There are bigger issues brewing for the Virgin empire too. His British rail investment is destined to soak up excess cash for the forseeable future. Reducing government subsidies and the prospect of fees payable to the British Government from 2002 have raised doubts about Virgin Rail's long term viability. Some analysts have even wondered whether Branson might offload Virgin Atlantic - estimated to contribute about two-thirds of the empire's total profits - to raise enough cash to make the railway investment flourish.

They point to his decision in 1992 to offload the then hugely-prosperous Virgin Music to EMI for $US1 billon as a precedent and say it wouldn't be the first time Branson has sold his past to finance his future.

The alternative would be to take Virgin Atlantic public but Branson watchers say the entrepreneur would not welcome the close scrutiny that a listing would bring, especially the brief and spectacularly unsuccessful mid-80s float of the Virgin empire.
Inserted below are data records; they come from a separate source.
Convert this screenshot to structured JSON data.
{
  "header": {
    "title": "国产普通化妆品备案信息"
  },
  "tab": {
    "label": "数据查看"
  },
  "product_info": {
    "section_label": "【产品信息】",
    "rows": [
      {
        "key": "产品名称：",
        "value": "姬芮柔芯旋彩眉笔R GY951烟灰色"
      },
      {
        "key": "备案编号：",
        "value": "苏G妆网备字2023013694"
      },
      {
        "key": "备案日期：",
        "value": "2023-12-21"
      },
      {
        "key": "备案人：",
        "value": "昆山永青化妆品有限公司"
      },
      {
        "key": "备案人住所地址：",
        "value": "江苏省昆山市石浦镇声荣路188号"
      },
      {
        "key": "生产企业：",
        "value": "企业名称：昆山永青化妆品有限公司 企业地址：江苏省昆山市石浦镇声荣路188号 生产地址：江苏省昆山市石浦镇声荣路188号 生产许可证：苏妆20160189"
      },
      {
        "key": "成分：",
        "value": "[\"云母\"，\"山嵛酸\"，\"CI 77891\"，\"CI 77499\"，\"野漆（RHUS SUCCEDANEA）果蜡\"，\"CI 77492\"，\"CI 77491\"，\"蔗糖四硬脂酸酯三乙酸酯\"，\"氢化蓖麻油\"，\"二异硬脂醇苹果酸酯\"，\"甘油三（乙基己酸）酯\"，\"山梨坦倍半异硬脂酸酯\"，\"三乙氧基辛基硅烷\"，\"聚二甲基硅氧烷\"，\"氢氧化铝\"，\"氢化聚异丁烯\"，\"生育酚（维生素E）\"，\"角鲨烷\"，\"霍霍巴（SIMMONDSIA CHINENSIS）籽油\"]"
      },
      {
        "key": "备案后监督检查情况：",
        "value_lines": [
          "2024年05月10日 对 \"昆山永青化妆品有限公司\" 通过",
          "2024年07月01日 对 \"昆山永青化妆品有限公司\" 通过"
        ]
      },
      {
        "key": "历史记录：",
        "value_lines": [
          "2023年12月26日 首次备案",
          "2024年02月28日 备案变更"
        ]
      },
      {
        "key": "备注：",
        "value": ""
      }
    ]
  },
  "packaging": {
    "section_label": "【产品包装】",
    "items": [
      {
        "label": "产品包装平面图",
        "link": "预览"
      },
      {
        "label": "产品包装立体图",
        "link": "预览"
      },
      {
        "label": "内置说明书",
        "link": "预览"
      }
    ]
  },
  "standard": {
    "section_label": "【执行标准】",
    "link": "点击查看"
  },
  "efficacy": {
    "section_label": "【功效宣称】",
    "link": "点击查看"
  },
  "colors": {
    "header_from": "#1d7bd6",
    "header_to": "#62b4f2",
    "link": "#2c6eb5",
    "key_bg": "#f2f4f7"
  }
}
The group, after all, is rooted in the British Virgin Islands, a tax haven, and up-to-date financial information on Branson's 200-plus companies and joint ventures (glorified franchises, according to critics) is hard to come by.

Suffice to say that the Virgin brand, the great intangible of the Branson empire, is fundamental to the companies' value; tangible assets are not generally the yardstick of the entrepreneur.

What is clear, say the accountants, is that there are three profit-earners in the empire - Virgin Atlantic, the music retailing business and the railways - but there are serious risks to each.

Although the group has managed to brush aside occasional rumours about financial difficulties, Branson's operating style, as expressed in his autobiography, Losing my Virginity, is hardly succour to nervous bankers.

"Back in the early 1970s I spent my time juggling different banks and suppliers and creditors in order to play one off against the other and stay solvent.

"I'm still living the same way, but I'm now juggling bigger deals instead of the banks. It is only a matter of scale."